Answer
This statement is true.
Work Step by Step
($x^{2}$ - x - 1)($x^{2}$ + x + 1) = $x^{4}$ - $x^{2}$ - 2x - 1
We simplify the left side.
Use the distributive property to expand the left side.

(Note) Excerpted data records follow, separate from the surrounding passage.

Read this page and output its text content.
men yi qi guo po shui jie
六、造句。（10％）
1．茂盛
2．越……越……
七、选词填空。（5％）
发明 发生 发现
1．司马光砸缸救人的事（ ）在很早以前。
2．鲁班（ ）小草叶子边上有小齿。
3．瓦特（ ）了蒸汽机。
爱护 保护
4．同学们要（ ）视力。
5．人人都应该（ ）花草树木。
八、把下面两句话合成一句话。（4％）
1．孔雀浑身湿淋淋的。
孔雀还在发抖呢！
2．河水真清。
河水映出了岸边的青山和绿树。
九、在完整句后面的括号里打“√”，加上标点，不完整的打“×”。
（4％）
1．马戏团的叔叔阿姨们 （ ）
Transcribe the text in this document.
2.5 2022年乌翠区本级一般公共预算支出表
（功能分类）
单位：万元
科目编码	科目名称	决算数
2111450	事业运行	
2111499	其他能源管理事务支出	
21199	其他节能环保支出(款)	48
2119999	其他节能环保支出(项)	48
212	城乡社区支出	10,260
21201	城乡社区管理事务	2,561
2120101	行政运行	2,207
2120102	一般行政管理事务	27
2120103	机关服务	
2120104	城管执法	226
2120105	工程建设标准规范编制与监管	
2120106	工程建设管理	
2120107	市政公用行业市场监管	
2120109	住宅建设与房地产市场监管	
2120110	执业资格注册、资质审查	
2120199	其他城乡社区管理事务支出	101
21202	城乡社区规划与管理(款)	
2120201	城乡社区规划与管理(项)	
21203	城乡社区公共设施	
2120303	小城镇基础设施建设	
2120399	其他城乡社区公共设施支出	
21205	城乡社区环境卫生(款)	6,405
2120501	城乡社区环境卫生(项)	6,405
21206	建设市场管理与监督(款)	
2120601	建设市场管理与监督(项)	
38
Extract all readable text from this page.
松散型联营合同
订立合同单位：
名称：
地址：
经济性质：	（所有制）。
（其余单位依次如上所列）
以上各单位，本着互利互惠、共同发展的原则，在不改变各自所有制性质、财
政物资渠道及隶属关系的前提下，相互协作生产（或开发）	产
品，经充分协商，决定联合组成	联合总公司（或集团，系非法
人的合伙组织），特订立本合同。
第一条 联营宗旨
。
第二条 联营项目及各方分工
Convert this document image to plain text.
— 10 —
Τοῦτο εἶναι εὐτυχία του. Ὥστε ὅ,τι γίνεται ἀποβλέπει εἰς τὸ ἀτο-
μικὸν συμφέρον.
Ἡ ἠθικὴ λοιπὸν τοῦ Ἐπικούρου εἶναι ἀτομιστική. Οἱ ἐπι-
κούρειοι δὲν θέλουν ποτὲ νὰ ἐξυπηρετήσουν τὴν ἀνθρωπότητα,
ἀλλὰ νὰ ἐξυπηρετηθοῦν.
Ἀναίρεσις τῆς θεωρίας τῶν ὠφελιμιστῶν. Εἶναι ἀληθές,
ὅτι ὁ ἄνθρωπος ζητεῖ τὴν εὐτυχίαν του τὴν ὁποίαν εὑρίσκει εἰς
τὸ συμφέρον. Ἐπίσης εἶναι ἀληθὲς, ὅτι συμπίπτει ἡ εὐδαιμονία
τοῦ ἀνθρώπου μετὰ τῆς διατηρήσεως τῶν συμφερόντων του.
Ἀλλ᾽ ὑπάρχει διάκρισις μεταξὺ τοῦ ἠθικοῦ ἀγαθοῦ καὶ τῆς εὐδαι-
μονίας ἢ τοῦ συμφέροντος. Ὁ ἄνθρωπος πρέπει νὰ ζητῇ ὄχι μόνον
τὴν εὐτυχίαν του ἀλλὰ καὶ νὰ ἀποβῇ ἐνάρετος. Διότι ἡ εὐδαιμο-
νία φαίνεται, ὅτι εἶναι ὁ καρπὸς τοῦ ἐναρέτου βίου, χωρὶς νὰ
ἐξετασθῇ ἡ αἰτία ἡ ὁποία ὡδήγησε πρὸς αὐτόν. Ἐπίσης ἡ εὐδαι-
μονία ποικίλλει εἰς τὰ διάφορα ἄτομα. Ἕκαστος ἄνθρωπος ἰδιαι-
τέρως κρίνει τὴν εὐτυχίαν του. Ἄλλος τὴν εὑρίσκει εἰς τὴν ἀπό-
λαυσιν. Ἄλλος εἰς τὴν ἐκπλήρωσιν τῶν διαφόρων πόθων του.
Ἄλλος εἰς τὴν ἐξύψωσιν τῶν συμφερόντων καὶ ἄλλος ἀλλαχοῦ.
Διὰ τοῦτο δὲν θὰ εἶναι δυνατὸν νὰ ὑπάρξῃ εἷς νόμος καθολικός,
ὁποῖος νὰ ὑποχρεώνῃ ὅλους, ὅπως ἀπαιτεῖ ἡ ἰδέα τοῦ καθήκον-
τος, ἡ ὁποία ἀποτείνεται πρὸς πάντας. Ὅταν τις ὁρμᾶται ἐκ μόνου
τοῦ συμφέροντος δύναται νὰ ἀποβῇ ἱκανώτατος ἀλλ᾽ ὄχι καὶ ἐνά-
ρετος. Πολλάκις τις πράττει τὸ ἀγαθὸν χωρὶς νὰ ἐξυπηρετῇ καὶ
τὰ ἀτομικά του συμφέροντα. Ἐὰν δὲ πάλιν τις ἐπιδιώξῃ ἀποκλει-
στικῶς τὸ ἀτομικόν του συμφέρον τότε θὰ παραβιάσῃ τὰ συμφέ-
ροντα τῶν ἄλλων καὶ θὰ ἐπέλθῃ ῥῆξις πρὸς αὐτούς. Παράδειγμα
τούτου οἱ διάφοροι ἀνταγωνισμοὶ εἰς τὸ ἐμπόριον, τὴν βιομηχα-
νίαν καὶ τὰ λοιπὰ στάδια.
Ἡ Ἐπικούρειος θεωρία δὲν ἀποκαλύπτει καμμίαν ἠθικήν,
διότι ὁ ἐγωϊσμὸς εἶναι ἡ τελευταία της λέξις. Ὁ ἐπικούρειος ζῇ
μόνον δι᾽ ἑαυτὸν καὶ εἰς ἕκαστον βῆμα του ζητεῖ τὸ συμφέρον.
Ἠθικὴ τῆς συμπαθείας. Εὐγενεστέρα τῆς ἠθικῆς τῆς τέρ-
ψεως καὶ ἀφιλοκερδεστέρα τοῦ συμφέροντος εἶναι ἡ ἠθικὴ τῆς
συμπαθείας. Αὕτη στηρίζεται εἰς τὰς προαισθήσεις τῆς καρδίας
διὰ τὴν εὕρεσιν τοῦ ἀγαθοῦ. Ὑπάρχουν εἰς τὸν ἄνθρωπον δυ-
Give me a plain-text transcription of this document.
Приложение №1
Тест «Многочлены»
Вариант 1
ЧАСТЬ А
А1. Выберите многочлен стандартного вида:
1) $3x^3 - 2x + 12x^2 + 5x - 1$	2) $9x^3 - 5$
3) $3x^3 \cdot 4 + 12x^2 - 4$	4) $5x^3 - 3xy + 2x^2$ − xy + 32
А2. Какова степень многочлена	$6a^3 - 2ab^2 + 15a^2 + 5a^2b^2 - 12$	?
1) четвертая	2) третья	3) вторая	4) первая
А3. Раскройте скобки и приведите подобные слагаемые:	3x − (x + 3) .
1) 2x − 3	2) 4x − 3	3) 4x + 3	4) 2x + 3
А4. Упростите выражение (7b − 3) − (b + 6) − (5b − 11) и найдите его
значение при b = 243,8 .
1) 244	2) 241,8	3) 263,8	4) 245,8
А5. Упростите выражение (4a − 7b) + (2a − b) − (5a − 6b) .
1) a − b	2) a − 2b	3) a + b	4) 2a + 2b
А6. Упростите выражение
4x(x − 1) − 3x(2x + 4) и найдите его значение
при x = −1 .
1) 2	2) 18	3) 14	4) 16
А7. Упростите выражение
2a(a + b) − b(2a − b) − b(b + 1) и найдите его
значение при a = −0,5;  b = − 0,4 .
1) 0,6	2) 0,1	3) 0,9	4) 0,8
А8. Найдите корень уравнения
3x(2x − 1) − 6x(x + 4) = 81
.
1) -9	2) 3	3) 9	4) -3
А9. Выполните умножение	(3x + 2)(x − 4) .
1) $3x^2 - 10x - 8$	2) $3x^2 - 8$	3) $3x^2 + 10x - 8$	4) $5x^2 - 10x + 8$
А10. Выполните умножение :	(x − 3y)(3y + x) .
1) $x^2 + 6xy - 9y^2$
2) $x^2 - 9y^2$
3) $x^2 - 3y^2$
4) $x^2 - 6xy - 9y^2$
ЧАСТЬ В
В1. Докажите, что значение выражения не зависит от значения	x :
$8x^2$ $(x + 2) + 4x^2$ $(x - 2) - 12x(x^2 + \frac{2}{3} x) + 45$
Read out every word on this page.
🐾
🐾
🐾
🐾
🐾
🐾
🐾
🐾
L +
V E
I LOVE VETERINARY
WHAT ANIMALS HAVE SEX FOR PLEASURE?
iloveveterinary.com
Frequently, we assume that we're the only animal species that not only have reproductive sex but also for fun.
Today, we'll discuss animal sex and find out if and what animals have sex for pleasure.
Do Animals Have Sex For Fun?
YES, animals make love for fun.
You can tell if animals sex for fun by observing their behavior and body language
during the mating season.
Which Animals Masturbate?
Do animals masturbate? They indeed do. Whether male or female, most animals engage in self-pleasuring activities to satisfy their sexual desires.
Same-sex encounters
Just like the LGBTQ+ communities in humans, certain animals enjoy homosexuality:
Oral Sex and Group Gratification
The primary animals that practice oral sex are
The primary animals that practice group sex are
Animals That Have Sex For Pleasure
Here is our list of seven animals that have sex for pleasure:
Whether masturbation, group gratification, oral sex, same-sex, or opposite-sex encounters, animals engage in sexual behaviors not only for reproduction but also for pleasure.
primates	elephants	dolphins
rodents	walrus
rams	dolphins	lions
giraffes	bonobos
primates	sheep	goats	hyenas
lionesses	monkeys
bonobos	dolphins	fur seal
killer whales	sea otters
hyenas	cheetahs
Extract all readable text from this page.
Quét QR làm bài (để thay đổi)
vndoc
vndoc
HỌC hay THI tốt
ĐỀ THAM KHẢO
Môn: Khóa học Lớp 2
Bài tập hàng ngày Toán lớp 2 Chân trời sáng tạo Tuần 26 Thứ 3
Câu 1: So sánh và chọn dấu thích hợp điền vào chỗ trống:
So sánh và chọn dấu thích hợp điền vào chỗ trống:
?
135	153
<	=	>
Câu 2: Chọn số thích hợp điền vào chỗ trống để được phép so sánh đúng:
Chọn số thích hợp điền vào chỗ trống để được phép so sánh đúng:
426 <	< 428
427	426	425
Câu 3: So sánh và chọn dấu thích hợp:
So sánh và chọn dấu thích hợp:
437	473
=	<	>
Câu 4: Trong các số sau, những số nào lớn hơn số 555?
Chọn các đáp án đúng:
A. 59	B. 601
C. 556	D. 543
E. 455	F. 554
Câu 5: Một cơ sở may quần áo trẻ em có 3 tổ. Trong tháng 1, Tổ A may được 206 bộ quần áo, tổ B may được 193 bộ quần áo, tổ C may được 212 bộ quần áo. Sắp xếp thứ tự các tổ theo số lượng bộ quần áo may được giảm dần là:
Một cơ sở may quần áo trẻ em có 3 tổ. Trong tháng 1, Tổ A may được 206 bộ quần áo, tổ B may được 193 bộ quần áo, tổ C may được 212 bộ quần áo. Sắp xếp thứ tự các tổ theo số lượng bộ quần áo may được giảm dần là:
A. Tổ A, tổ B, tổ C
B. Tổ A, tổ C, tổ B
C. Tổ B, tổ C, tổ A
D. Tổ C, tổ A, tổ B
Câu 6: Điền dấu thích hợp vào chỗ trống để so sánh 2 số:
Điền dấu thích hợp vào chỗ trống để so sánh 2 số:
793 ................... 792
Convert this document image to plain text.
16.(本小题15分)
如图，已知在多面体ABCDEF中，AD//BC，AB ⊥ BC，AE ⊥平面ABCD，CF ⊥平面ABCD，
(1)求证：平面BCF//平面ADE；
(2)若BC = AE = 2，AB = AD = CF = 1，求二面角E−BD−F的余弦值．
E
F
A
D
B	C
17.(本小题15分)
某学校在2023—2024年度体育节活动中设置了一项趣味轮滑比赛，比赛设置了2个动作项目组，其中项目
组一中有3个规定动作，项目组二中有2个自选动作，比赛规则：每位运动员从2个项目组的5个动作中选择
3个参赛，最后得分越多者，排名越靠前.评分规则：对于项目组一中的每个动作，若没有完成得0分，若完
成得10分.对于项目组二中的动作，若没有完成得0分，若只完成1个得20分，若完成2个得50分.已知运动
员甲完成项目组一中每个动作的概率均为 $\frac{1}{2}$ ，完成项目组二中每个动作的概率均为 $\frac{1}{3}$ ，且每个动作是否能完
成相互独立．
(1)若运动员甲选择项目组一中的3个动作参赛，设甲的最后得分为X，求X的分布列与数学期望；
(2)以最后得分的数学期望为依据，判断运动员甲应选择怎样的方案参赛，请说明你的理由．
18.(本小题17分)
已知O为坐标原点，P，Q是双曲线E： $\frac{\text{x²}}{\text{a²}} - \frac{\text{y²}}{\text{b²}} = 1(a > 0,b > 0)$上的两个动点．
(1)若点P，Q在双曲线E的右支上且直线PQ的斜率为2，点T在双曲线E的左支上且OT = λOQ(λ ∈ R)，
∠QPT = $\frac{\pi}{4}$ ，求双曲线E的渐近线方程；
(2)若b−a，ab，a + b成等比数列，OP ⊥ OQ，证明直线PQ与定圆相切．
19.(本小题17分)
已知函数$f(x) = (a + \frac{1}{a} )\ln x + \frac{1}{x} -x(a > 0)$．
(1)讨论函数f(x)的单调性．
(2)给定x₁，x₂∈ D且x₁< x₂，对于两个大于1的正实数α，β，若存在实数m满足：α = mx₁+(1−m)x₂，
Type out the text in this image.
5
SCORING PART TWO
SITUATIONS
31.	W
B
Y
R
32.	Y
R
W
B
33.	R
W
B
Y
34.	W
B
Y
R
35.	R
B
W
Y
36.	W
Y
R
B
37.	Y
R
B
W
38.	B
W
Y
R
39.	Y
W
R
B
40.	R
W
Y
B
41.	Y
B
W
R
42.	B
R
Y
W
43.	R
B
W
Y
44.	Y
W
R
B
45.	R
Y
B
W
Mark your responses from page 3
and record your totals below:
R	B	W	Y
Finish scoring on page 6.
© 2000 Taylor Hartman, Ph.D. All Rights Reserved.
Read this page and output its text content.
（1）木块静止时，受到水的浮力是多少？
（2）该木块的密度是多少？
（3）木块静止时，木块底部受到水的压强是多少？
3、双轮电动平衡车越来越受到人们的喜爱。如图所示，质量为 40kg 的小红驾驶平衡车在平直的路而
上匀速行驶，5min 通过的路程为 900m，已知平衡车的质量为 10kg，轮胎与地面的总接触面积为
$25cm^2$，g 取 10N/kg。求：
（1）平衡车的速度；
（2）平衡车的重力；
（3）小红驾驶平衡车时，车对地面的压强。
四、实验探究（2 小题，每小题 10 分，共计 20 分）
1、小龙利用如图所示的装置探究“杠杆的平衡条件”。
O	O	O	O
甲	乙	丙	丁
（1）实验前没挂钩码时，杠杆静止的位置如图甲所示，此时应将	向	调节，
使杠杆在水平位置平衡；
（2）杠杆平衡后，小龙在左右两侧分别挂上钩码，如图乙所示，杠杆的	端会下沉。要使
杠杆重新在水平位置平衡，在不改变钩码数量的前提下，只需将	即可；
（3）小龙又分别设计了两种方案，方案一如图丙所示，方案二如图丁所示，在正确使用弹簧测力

($x^{2}$ - x - 1)($x^{2}$ + x + 1) =
($x^{2}$$\times$$x^{2}$ + $x^{2}$$\times$x + $x^{2}$$\times$1) - (x$\times$$x^{2}$ + x$\times$x + x$\times$1) - ($x^{2}$ + x + 1) =
($x^{4}$ + $x^{3}$ + $x^{2}$) - ($x^{3}$ + $x^{2}$ + x) - ($x^{2}$ + x + 1) =
Remove parentheses.
$x^{4}$ + $x^{3}$ + $x^{2}$ - $x^{3}$ - $x^{2}$ - x - $x^{2}$ - x - 1 =
Simplify.
$x^{4}$ - $x^{2}$ - 2x - 1
Because $x^{4}$ - $x^{2}$ - 2x - 1 is equal to $x^{4}$ - $x^{2}$ - 2x - 1, this statement is true.